Afghan President Ashraf Ghani on Wednesday morning paid a visit to the besieged northern city of Mazar-e-Sharif, accompanied by powerful warlord Marshal Abdul Rashid Dostum and hundreds of special forces, as the Taliban took control of eight provincial centers, including six in a week’s time. 

On Tuesday, the marauding insurgents ran over Faizabad city, the provincial center of northern Badakshan province which borders China, Pakistan, and Tajikistan. Fighting raged for many days prior to the fall of the districts. However, the Afghan National and Defense Security Forces retreated on Monday. 

Except for few pockets, including Mazar-e-Sharif, the entire northern part--once considered as the bastion for anti-Taliban resistance--has fallen to the Taliban. The fall of the north is the biggest jolt for the embattled Afghan government which had been hoping for the national resistance and uprising forces to stem the Taliban offensives. 

Zabihullah Mujahid, the Taliban spokesperson, Wednesday claimed that they took control of the airport in Kunduz. The city has already been under the control of insurgents but the Afghan forces had been holding in the nearby airport. 

Interestingly, a video, that has gone viral on social media platforms, of the airport showed that an MI-35 attack helicopter, which was gifted by India to the Afghan Air Force, had also fallen into the hands of the Taliban. 

In the south, especially in Lashkar Gah, the capital of Helmand, and Kandahar, the capital of Kandahar province, the Taliban has been struggling. Hundreds of its fighters were killed in Lashkar Gah and Kandahar in the last week, reports said.

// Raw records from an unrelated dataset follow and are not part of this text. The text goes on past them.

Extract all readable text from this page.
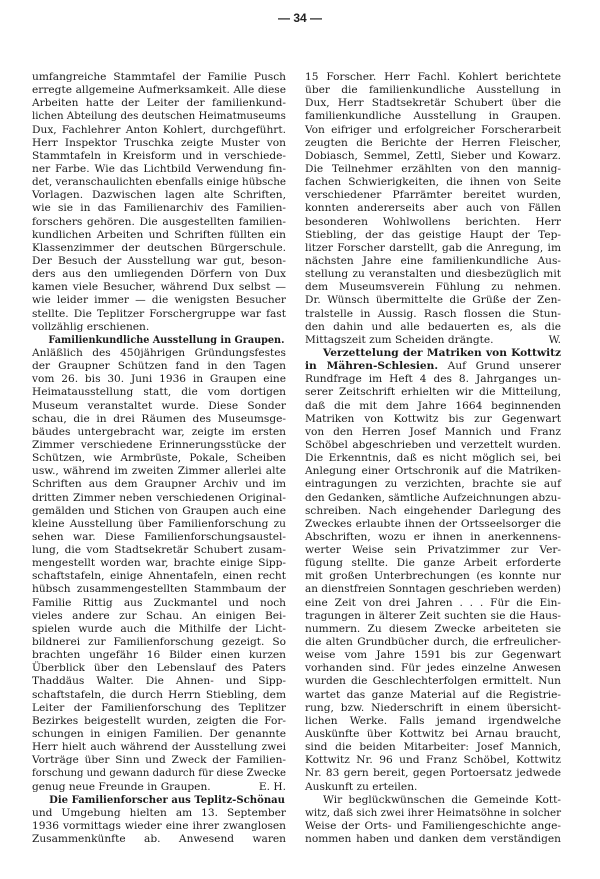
— 34 —
umfangreiche Stammtafel der Familie Pusch
erregte allgemeine Aufmerksamkeit. Alle diese
Arbeiten hatte der Leiter der familienkund-
lichen Abteilung des deutschen Heimatmuseums
Dux, Fachlehrer Anton Kohlert, durchgeführt.
Herr Inspektor Truschka zeigte Muster von
Stammtafeln in Kreisform und in verschiede-
ner Farbe. Wie das Lichtbild Verwendung fin-
det, veranschaulichten ebenfalls einige hübsche
Vorlagen. Dazwischen lagen alte Schriften,
wie sie in das Familienarchiv des Familien-
forschers gehören. Die ausgestellten familien-
kundlichen Arbeiten und Schriften füllten ein
Klassenzimmer der deutschen Bürgerschule.
Der Besuch der Ausstellung war gut, beson-
ders aus den umliegenden Dörfern von Dux
kamen viele Besucher, während Dux selbst —
wie leider immer — die wenigsten Besucher
stellte. Die Teplitzer Forschergruppe war fast
vollzählig erschienen.
Familienkundliche Ausstellung in Graupen.
Anläßlich des 450jährigen Gründungsfestes
der Graupner Schützen fand in den Tagen
vom 26. bis 30. Juni 1936 in Graupen eine
Heimatausstellung statt, die vom dortigen
Museum veranstaltet wurde. Diese Sonder
schau, die in drei Räumen des Museumsge-
bäudes untergebracht war, zeigte im ersten
Zimmer verschiedene Erinnerungsstücke der
Schützen, wie Armbrüste, Pokale, Scheiben
usw., während im zweiten Zimmer allerlei alte
Schriften aus dem Graupner Archiv und im
dritten Zimmer neben verschiedenen Original-
gemälden und Stichen von Graupen auch eine
kleine Ausstellung über Familienforschung zu
sehen war. Diese Familienforschungsaustel-
lung, die vom Stadtsekretär Schubert zusam-
mengestellt worden war, brachte einige Sipp-
schaftstafeln, einige Ahnentafeln, einen recht
hübsch zusammengestellten Stammbaum der
Familie Rittig aus Zuckmantel und noch
vieles andere zur Schau. An einigen Bei-
spielen wurde auch die Mithilfe der Licht-
bildnerei zur Familienforschung gezeigt. So
brachten ungefähr 16 Bilder einen kurzen
Überblick über den Lebenslauf des Paters
Thaddäus Walter. Die Ahnen- und Sipp-
schaftstafeln, die durch Herrn Stiebling, dem
Leiter der Familienforschung des Teplitzer
Bezirkes beigestellt wurden, zeigten die For-
schungen in einigen Familien. Der genannte
Herr hielt auch während der Ausstellung zwei
Vorträge über Sinn und Zweck der Familien-
forschung und gewann dadurch für diese Zwecke
genug neue Freunde in Graupen.	E. H.
Die Familienforscher aus Teplitz-Schönau
und Umgebung hielten am 13. September
1936 vormittags wieder eine ihrer zwanglosen
Zusammenkünfte ab. Anwesend waren
15 Forscher. Herr Fachl. Kohlert berichtete
über die familienkundliche Ausstellung in
Dux, Herr Stadtsekretär Schubert über die
familienkundliche Ausstellung in Graupen.
Von eifriger und erfolgreicher Forscherarbeit
zeugten die Berichte der Herren Fleischer,
Dobiasch, Semmel, Zettl, Sieber und Kowarz.
Die Teilnehmer erzählten von den mannig-
fachen Schwierigkeiten, die ihnen von Seite
verschiedener Pfarrämter bereitet wurden,
konnten andererseits aber auch von Fällen
besonderen Wohlwollens berichten. Herr
Stiebling, der das geistige Haupt der Tep-
litzer Forscher darstellt, gab die Anregung, im
nächsten Jahre eine familienkundliche Aus-
stellung zu veranstalten und diesbezüglich mit
dem Museumsverein Fühlung zu nehmen.
Dr. Wünsch übermittelte die Grüße der Zen-
tralstelle in Aussig. Rasch flossen die Stun-
den dahin und alle bedauerten es, als die
Mittagszeit zum Scheiden drängte.	W.
Verzettelung der Matriken von Kottwitz
in Mähren-Schlesien. Auf Grund unserer
Rundfrage im Heft 4 des 8. Jahrganges un-
serer Zeitschrift erhielten wir die Mitteilung,
daß die mit dem Jahre 1664 beginnenden
Matriken von Kottwitz bis zur Gegenwart
von den Herren Josef Mannich und Franz
Schöbel abgeschrieben und verzettelt wurden.
Die Erkenntnis, daß es nicht möglich sei, bei
Anlegung einer Ortschronik auf die Matriken-
eintragungen zu verzichten, brachte sie auf
den Gedanken, sämtliche Aufzeichnungen abzu-
schreiben. Nach eingehender Darlegung des
Zweckes erlaubte ihnen der Ortsseelsorger die
Abschriften, wozu er ihnen in anerkennens-
werter Weise sein Privatzimmer zur Ver-
fügung stellte. Die ganze Arbeit erforderte
mit großen Unterbrechungen (es konnte nur
an dienstfreien Sonntagen geschrieben werden)
eine Zeit von drei Jahren . . . Für die Ein-
tragungen in älterer Zeit suchten sie die Haus-
nummern. Zu diesem Zwecke arbeiteten sie
die alten Grundbücher durch, die erfreulicher-
weise vom Jahre 1591 bis zur Gegenwart
vorhanden sind. Für jedes einzelne Anwesen
wurden die Geschlechterfolgen ermittelt. Nun
wartet das ganze Material auf die Registrie-
rung, bzw. Niederschrift in einem übersicht-
lichen Werke. Falls jemand irgendwelche
Auskünfte über Kottwitz bei Arnau braucht,
sind die beiden Mitarbeiter: Josef Mannich,
Kottwitz Nr. 96 und Franz Schöbel, Kottwitz
Nr. 83 gern bereit, gegen Portoersatz jedwede
Auskunft zu erteilen.
Wir beglückwünschen die Gemeinde Kott-
witz, daß sich zwei ihrer Heimatsöhne in solcher
Weise der Orts- und Familiengeschichte ange-
nommen haben und danken dem verständigen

Meanwhile, the Taliban-targeted attack against the Afghan Air Force pilots continued, with the latest one being killed on Tuesday, according to the Taliban spokesperson Zabihullah Mujahid. The air force has remained only a conventional advantage on the side of the government.  

In the last few months, around ten pilots have been killed by the insurgent group in targeted attacks. Also, the Taliban has openly claimed that they would continue to kill pilots as their airstrikes cause immense casualties. 

Pilots are costly resources as they take years of training. The continued killings have gripped these pilots with fear as reports claimed many of them have stopped going out altogether and been avoiding staying in their own homes. 

A Guardian report claimed that many airforce servicemen have quit their jobs out of fear of being assassinated by the Taliban. Afghan National Security Advisor Hamidullah Mohib, in an interview earlier, had acknowledged that they could not afford to lose pilots, calling them “critical assets.”